L'Académie française, lors de sa séance du jeudi 28 février, a adopté à une large majorité le rapport sur la féminisation des noms de métiers et de fonctions. Ce rapport était présenté par une commission d'étude comptant quatre académiciens. Le vote acte le principe de la féminisation des noms de métiers et des fonctions.

Malgré l'absence de "relevé probant des usages" et "l'étroitesse du corpus disponible", l'Académie voulait ainsi répondre au "décalage que l’on observe entre les réalités sociales et leur traduction dans le langage, et les tentatives visant à la réduction de cet écart." Soulignant qu'il n'est "pas question de modifier d'une quelconque manière les usages existants, dont certains ont tendance à tomber en désuétude, mais de déterminer de quelle manière et dans quelles conditions il est possible d’en créer de nouveaux", l'institution répertorie les différentes terminations déjà féminisées.

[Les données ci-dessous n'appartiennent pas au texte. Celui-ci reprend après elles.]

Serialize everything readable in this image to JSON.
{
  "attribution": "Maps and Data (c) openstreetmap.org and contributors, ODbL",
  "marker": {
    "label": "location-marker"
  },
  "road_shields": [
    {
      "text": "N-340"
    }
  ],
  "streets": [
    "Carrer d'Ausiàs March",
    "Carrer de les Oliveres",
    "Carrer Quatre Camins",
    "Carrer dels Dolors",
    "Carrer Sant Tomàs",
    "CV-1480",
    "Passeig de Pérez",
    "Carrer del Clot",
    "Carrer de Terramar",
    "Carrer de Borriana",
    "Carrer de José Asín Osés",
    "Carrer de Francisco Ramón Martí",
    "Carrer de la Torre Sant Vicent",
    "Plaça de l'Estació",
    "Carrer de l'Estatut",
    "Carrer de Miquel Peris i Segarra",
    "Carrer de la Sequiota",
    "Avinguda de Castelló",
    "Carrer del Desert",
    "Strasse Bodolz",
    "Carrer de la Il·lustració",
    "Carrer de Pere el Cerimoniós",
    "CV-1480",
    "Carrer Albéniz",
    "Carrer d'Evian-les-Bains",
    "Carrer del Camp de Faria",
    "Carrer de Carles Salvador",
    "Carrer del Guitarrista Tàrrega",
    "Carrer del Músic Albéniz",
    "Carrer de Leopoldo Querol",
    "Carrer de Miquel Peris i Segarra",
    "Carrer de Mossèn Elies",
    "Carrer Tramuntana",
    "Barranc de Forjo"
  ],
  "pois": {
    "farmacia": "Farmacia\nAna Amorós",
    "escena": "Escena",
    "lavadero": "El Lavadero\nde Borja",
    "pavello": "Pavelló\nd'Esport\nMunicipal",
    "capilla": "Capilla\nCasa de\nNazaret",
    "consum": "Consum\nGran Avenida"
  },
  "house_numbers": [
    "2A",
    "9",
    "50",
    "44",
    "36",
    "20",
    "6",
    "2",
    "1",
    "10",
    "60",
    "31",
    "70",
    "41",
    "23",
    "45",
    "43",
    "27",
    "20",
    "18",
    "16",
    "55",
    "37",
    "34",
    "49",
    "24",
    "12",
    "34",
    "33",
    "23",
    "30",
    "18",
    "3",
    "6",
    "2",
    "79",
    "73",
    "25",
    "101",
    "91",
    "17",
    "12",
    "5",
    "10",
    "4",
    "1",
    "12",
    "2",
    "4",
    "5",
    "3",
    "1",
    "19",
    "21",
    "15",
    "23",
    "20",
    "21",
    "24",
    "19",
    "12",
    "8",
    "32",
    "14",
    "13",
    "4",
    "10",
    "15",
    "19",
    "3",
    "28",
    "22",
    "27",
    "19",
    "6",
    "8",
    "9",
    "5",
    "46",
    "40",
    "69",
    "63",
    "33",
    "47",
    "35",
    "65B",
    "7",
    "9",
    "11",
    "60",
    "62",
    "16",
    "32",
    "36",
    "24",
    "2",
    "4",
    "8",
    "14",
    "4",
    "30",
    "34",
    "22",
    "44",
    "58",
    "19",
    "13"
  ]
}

Exemple: "La forme la plus courante, et non la moins difficile à féminiser est celle des noms de métiers, très nombreux, se terminant par «-eur», qui peuvent ou ont pu se féminiser en «-euse», «-esse»ou «-eresse», «-eure», ou encore par le recours à la forme masculine accompagnée par l’article, l’adjectif, le pronom ou le verbe au féminin."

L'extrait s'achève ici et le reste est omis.